A-57-Impressionen

Mein alter Erdkundelehrer Karl-Heinz Keßler, auch ein begnadeter Fußballtrainer und leider zu früh verstorben, wies mich schon vor gefühlten hundert Jahren auf die Zwiespältigkeit des damals allgegenwärtigen Wunsches von Kleinkäffern nach einem möglichst unmittelbaren Autobahnanschluss hin. Auf der einen Seite, so Keßler schon damals in unbestechlicher Dialektik, kommen die Menschen zwar leichter in den jeweiligen Ort. Auf der anderen Seite aber macht es der Autobahnanschluss den ab vom Schuss lebenden Menschen auch viel leichter, aus ihrem Heimatnest abzuhauen.

AutobahnWie aber komme ich nun darauf?

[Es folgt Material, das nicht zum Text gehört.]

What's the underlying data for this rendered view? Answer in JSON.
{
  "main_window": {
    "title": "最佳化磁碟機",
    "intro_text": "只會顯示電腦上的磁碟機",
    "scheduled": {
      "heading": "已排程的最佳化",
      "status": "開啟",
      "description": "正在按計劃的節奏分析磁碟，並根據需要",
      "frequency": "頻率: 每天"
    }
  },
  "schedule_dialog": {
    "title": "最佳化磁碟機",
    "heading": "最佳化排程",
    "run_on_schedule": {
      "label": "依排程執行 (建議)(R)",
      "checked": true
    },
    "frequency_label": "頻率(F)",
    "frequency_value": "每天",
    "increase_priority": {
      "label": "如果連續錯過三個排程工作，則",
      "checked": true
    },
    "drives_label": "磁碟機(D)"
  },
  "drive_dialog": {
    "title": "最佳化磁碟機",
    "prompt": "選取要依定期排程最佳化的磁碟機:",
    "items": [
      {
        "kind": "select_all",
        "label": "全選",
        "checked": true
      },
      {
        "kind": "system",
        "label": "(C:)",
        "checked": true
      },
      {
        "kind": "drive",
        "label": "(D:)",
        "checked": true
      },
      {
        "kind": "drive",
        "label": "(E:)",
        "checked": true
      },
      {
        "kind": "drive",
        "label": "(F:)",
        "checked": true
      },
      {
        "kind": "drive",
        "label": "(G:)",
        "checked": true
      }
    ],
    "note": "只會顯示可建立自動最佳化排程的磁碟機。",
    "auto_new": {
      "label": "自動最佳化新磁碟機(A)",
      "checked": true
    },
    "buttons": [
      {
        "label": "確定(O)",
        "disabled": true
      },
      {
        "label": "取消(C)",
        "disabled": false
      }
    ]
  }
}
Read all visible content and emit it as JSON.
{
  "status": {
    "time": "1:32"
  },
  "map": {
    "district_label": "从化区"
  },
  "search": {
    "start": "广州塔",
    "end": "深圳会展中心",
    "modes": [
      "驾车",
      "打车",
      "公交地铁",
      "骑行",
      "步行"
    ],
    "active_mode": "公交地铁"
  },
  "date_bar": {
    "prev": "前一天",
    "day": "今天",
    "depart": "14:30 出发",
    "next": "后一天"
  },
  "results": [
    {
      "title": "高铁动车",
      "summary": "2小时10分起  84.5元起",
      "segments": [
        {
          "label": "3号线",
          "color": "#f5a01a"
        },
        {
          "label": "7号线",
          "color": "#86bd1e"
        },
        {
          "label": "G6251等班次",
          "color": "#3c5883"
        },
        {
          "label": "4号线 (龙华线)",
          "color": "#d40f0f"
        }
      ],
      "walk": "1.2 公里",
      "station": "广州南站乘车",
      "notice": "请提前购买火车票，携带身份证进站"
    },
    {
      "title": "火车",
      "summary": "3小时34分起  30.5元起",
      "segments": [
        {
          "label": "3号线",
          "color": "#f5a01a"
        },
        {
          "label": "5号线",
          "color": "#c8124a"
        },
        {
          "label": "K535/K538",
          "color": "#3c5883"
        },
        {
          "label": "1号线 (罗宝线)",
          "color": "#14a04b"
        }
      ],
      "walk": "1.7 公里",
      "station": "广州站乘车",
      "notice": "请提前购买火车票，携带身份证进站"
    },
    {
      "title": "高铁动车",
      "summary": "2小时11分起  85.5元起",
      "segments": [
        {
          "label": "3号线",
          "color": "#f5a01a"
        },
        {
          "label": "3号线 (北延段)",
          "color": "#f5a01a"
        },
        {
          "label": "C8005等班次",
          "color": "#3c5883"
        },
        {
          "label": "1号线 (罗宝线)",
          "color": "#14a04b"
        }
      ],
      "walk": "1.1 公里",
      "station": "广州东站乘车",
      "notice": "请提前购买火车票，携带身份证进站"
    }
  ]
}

Nun, nach ein paar Testfahrten auf der A 57 morgens zwischen Kleve und Moers bin ich zu der Erkenntnis gelangt, dass nahezu alle Handwerker aus Kleve und den umliegenden Dörfern zu dieser Zeit in grauenhaft und geschmacklos lackierten Kleinlastern grüppchenweise unterwegs sind zu irgendwelchen Arbeitsstätten fernab der Heimat. Ist es überhaupt noch möglich, morgens um halb zehn in Kleve einen Elektroinstallateur, Klempner, Tischler zu bekommen? Arbeitet hier überhaupt noch jemand? Wahrscheinlich dürfte es zuverlässiger als jede Art von gesamtwirtschaftlicher Rechnung oder Wirtschaftsauskunfteiwesen sein, morgens am Rastplatz Leucht die Zahl der vorbeituckernden Kleinbusse Klever Handwerksfirmen zu zählen: „Oh, 6.35 Uhr und schon fünfmal Horlemann, der Laden brummt ja richtig!“

Übrigens, falls einer der betroffenen Autobahnnomaden diese Zeilen hier liest: Auch wenn frühen Abend der Wunsch verständlich ist, möglichst schnell zum heimischen Kühlschrank vorzudringen – es ist durchaus möglich, mit seinem Kleinbus auf die rechte Spur zu ziehen, selbst wenn der Abstand zwischen zwei Lastwagen kleiner als 1,5 Kilometer ist.